Wednesday, April 29, 2009

All of eternity is in My hands

This morning I was lying in bed going over everything I wanted to do in my mind. I thought a lot about the article and some artwork I'd like to do to go along with it, praying about the ideas and asking for help. After awhile I was suddenly struck with guilt over the fact that I hadn't gotten my kids up yet. Then the pressures of the day dropped on me like a lead cloud and I felt bewildered.

I decided that I just couldn't get up without spending a moment in prayer about the day, so I began in the Lord's prayer, trying to quiet my heart before Him and sincerely ask that His will would be done on earth. I don't remember how far I got into the prayer, but all of a sudden the pressure I was feeling dissipated. He seemed to say to me All of eternity is in My hands. I was overcome with a sense of perfect peace, like it was downright absurd for me to feel pressure or stress about anything. "But Lord," I asked, "I know that there are some things that You won't do unless we ask You to. How much do I need to pray about, and how much will You just do?" Immediately I got a response. Talk to Me about everything. Every desire, thought, fear. He wants me to share my whole life with Him, at every moment. And since I know that He hears everything I say to Him, I can also be fully confident that He is caring for every concern of mine, down to the tiniest detail.

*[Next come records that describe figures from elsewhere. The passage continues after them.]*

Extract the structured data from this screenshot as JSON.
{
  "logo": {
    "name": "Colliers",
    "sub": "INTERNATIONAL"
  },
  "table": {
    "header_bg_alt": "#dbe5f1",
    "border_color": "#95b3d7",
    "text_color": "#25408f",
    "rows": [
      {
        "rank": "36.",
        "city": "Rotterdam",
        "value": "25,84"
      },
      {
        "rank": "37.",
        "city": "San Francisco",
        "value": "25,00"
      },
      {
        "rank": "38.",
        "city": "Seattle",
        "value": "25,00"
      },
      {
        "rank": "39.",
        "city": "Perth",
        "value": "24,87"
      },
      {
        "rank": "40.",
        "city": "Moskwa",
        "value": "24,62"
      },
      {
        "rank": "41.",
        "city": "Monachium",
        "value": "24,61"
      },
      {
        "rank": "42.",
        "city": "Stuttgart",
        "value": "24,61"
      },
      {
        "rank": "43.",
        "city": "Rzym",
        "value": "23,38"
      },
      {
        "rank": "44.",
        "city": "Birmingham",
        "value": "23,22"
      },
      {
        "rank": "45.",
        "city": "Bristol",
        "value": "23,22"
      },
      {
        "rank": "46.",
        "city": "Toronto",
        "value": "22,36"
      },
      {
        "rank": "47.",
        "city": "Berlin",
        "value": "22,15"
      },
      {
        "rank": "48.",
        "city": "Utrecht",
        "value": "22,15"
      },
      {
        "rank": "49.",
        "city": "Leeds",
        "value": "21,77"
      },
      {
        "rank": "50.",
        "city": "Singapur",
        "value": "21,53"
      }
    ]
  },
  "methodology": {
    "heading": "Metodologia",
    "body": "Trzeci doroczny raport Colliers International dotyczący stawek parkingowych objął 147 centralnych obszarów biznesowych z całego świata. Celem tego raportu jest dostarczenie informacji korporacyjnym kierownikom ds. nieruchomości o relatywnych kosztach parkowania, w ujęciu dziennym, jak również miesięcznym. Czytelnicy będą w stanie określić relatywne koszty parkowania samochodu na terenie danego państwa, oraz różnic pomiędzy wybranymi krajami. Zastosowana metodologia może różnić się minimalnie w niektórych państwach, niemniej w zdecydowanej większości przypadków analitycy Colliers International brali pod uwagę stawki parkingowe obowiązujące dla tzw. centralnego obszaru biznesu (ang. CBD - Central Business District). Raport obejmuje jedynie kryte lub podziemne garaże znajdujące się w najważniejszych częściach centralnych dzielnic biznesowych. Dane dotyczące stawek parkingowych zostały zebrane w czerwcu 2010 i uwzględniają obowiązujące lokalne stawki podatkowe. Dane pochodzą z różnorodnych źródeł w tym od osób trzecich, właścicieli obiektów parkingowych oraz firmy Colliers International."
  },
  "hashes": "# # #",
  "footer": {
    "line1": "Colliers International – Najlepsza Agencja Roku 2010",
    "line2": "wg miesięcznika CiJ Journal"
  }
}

Share, rejoice, listen. Share, rejoice, listen. Share, rejoice, listen. I'm so thankful for His answer today!

Monday, April 27, 2009

Before I even asked...

Yesterday it seemed like nothing was going right. Ellie and several of her belongings had already required a bath before noon, and William had been grumpy and difficult all morning. I wanted to work on a magazine article I've been feeling called to write, but it didn't look like there would ever be peace or time to think about it, let alone write and refine it.

I sat down on the floor next William (who was having another of his fits) and wondered to myself why God would allow all of these things to go wrong if I was supposed to be writing. Then something funny happened. Rather than being annoyed at William, I was suddenly full of compassion. "What is it, sweetie? What's frustrating you so much?" He thumped his hand angrily on the floor in response. "Mommy wants you to have a good day today. Just tell me why you're unhappy and I'll see if I can make it better." All the while I was talking, I felt like God was actually talking to ME with the same words. I realized that I had never asked Him to intervene in the day. I just assumed He was somehow testing me.

After that, in my heart, I told the Lord that I really wanted to write. And suddenly events started aligning themselves so that I would have a few hours alone to focus. It was kind of jaw-dropping to watch. I walked out of the room and Kurt offered to take William shopping. Ellie was asleep. The boys watched TV for a bit while we ate lunch, and during that lull I was able to think. By the time they left, my mind was ordered and I was ready to sit down and write. (I got an outline together that I feel good about. It was fantastic!)

Writing this, I can't believe how quickly I forget that God and I are in a relationship. He wants me to share my thoughts and feelings and desires with Him, to ask for help. So today's goal: TALK to Him about what's wrong.